History

United Kingdom
- Name: HMS Saracen
- Builder: Plymouth Dockyard
- Launched: 30 January 1831
- Fate: Sold out of the service in 1862

General characteristics
- Class & type: Cherokee-class brig-sloop
- Tons burthen: 230 64/94 bm
- Length: 90 ft (27.4 m) (gundeck); 72 ft 3 in (22.0 m) (keel);
- Beam: 24 ft 8 in (7.5 m)
- Draught: 9 ft 6 in (2.9 m)
- Depth: 11 ft (3.4 m)
- Sail plan: Brig
- Complement: 52
- Armament: 2 × 6-pdr cannon; 8 × 18-pdr carronades

= HMS Saracen (1831) =

Brig-sloop of the Royal Navy

HMS Saracen was a Cherokee-class brig-sloop of the Royal Navy. Launched 30 January 1831 at the Plymouth Dockyard, at Plymouth, England, this vessel held a gun deck of eight 18-Pounder carronades and two 6-Pounder bow chasers. She also held a crew complement of 75. Henry Worsley Hill served as her commander starting on 15 March 1841.

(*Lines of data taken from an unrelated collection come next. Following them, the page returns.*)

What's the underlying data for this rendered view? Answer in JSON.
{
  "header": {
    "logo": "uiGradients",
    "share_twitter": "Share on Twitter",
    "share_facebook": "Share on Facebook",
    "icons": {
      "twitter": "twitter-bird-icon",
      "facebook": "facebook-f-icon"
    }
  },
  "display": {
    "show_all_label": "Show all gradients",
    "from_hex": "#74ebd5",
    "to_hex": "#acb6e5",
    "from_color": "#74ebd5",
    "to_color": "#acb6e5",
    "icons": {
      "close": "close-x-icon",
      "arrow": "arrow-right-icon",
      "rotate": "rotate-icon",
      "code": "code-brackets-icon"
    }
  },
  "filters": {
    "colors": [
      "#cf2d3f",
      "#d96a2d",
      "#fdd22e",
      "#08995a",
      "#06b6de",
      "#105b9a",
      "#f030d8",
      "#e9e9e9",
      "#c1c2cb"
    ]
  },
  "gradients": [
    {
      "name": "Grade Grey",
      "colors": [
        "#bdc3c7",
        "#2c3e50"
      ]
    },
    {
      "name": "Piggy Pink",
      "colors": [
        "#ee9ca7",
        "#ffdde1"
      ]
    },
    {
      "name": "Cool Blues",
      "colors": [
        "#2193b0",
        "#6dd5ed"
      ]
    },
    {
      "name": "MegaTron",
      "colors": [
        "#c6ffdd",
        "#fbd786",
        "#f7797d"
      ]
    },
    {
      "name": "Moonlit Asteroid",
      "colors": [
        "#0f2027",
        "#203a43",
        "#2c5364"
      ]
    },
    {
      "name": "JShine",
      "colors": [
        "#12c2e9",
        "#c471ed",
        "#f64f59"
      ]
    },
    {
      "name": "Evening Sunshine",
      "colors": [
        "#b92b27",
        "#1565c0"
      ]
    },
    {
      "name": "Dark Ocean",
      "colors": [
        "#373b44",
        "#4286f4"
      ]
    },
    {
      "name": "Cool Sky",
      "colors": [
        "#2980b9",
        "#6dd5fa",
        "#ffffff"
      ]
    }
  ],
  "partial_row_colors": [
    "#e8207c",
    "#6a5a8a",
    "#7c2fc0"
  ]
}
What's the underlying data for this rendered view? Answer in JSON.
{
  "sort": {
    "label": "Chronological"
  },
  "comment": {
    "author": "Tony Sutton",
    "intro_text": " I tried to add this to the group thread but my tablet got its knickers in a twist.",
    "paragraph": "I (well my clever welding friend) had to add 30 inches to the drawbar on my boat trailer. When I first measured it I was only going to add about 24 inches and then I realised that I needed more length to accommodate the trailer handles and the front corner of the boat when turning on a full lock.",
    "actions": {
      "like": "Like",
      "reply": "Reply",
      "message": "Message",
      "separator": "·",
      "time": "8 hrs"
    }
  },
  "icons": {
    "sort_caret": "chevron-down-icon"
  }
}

Saracen was part of the West Africa Squadron, involved in anti-slavery operations against the Atlantic slave trade from west Africa to the Americas. A list of captures of slave trade ships include:

- 15 June 1839 The slaver Golupohick, under charge of Lieutenant Rowlett, and another slaver ship, one of which had 290 slaves on board, the other empty. Both were condemned.
- 31 March 1839 While patrolling the Rio Pongas, the Portuguese slave schooner Lavradora / Labradora, with 245 slaves on board, was sentenced to be condemned.
- 16 October 1839 Detained off Gallinas River, the Portuguese slave schooner Brilhante, was sentenced to be condemned.
- 1 March 1840 The slave schooner Sénégambie was detained and has been condemned by the Vice Admiralty Court, however she is reported to be unfit for H.M. service and was therefore unsuitable as a replacement ship.
- 21 July 1840 Detained off the Gallinas River, the Spanish slave brigantine Diana, which may also have been known as Anna, was condemned on 8 September 1840.
- 17 August 1840 Detained off the Gallinas River, the Spanish slave vessel Sirena, was condemned on 8 September 1840.
- October 1840 120 seamen and marines from the Wanderer and Saracen entered the village of Dombocorro with a view to obtaining, by treaty, the release of the slaves held by slavers in the district, under the control of Chief Siacca, and the burning of all eight slave factories.
- 9 December 1840 Detained off Seabar, River Sherbro, the Spanish slave schooner Boa Uniao, was condemned on 1 February 1841.
- 11 December 1840 Detained off Seabar, River Sherbro, the Spanish slave schooner San Paolo de Loando, was condemned on 1 February 1841.
- 19 January 1841 Detained off Seabar, River Sherbro the United States slave schooner Urraca, was condemned on 23 February 1841.
- 7 February 1841 Detained in the slave vessel Augusta, was condemned on 31 March 1841.
- 22 February 1841 Detained after a brief resistance off Sea Bar, Sherbro Island the Spanish slave brig Republicano, was condemned on 6 April 1841.
- 24 February 1841, Lieutenant Henry Worsley Hill, at anchor off Sea Bar, had been advised by a "Krooman" named Sea Breeze that he had been beaten, put in irons, and confined in a barracoon. Two barracoons, capable of containing 500 Africans, indicated an extensive slave trading establishment. Slaves, hoping to take advantage of the opportunity of going to Sierra Leone, brought with them a canoe from a nearby creek, containing women and children, making a total of 51 persons. They set fire to the barracoon, and requested Lieutenant Hill protect them.
- 19 April 1841 The slaver Goluptchick, was captured again on the coast of Africa, this time under the name of Augusta.

The Saracen was later remembered in a postage stamp from Ascension Island.